Jeremy Keith has a good collection of links and quotes about AI crawling. On this specific part of the commentary I continue to disagree, though: If you’re using the products powered by these attacks, you’re part of the problem. Don’t pretend it’s cute to ask ChatGPT for so...

Manton Reece

As I hinted at the other day, I’m rolling out command-S in more places in Micro.blog. From the news blog today:

Updated new posts, editing, and notes to support command-S for saving. The convention in Micro.blog on the web will be command-return to save something and close the thing, and command-S to stay where you are if you don’t want to leave the page.

Micro.blog News https://news.micro.blog/2025/04/09/updated-new-posts-editing-and.html

Vincent’s also been working on some shortcut-related stuff that I can’t wait to share. It’s really nice.

Manton Reece

Sigh. Amtrak really needs its own tracks:

Train 21 and Train 421 are currently stopped west of Longview (LVW) due to a rail partner’s disabled trainset blocking the tracks in the area. Due to an expected lengthy delay, Train 21 and Train 421 will reverse back to Longview (LVW) to await further updates.

🚂

Manton Reece

Greg Storey blogging about how much we’ve divided ourselves and what we’ve lost:

When we don’t talk to each other, we stop trusting each other.
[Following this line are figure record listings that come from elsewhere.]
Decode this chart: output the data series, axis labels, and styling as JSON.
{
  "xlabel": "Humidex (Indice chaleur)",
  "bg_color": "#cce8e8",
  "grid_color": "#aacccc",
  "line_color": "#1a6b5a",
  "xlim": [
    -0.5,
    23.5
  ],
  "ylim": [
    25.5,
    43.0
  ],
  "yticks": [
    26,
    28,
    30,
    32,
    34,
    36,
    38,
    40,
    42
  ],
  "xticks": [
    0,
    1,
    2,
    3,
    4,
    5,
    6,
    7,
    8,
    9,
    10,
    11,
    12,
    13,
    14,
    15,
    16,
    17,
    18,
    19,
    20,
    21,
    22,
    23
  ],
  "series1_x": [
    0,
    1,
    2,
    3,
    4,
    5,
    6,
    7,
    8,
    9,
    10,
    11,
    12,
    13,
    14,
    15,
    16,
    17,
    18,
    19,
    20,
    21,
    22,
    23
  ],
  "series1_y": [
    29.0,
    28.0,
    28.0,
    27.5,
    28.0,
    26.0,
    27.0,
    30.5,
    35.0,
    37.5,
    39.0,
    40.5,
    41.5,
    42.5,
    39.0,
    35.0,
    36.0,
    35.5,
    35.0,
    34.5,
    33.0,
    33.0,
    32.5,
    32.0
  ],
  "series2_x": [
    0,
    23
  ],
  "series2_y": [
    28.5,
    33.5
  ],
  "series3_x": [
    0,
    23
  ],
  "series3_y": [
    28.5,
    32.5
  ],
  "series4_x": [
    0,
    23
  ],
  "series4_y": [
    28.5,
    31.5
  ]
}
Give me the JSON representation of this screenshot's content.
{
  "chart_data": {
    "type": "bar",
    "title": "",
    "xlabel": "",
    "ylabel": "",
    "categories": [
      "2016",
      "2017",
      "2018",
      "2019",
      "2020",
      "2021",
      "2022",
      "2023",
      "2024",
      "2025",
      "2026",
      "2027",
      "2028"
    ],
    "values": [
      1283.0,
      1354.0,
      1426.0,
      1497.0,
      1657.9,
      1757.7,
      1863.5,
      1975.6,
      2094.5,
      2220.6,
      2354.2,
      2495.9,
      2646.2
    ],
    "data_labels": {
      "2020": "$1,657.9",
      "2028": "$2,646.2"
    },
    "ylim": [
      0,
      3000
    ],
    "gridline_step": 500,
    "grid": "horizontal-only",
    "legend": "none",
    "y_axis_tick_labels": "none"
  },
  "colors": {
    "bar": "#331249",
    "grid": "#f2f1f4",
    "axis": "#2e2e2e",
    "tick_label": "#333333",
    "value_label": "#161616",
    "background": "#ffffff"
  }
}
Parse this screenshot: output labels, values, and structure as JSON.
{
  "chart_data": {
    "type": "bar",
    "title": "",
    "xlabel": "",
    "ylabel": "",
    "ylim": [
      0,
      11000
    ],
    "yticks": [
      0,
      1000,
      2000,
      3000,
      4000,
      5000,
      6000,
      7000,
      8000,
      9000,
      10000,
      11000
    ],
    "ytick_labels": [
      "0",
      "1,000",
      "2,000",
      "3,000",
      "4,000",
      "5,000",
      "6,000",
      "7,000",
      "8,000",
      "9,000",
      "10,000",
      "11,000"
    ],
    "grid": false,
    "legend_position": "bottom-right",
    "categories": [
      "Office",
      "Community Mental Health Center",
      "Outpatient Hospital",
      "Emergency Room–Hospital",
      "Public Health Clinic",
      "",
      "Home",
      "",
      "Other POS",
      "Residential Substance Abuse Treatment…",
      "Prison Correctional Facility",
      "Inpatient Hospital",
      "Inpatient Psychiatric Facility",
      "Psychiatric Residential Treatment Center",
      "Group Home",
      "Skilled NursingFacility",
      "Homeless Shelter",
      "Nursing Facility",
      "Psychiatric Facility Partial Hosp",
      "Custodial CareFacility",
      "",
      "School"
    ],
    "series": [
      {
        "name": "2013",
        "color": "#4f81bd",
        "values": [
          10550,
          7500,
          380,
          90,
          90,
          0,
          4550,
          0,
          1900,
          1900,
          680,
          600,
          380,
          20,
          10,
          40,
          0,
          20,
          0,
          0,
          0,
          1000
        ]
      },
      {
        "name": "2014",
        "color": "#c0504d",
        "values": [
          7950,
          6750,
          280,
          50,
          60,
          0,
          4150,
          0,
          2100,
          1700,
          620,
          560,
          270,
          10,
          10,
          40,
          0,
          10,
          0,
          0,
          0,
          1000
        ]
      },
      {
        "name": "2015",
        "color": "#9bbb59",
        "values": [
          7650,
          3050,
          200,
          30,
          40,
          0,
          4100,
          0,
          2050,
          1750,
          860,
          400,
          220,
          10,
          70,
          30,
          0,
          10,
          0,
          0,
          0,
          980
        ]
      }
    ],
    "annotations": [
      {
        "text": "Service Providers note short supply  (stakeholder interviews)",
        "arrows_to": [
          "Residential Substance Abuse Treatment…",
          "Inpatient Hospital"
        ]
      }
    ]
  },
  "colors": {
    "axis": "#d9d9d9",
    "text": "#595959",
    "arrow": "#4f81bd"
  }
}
When we stop trusting each other, we stop trusting anything —ballots, elections, basic facts. And when we lose trust, democracy doesn’t just wobble. It collapses.

Manton Reece

Nice write-up over at TechCrunch of the new Tapestry 1.1:

…one of the larger challenges of multi-feed aggregation apps like Tapestry is that you’re often confronted with duplicates as other users cross-post their updates to multiple services like Mastodon, Bluesky, and Micro.blog. […] The latest Tapestry update is now able to automatically filter out these duplicates, even when the posts are not written exactly the same.

Manton Reece

Seth Godin on his 10,000th blog post:

I’d write this blog even if no one read it, but that the fact that you do, that you subscribe to it and share it, that’s my fuel.

Manton Reece

We should have seen it

David Brooks in The Atlantic starts by echoing what I quoted of his last month, then moves on to history lesson and how we eventually rebuild after Trump. A long, good read:

Humility, prudence, and honesty are not just nice virtues to have—they are practical tools that produce good outcomes. When you replace them with greed, lust, hypocrisy, and dishonesty, terrible things happen.

And:

When the time comes to build a new paradigm, progressives talk about economic redistribution; conservatives talk about cultural and civic repair. History shows that you need both: Recovery from national crisis demands comprehensive reinvention at all levels of society.

Manton Reece

Watched the first season of The Rehearsal and it blew my mind a little. Hilarious and insane. 📺

Manton Reece

Great story about Bluesky and Jay Graber in The New Yorker. I love this bit:

Then, in December, 2019, she saw a tweet thread from Jack Dorsey about a decentralized social-media project he was launching—Bluesky. Graber told me that she felt a degree of so-called nominative determinism, pulled toward the project because it shared her name. “If fate doesn’t exist, then we must create it,” she said.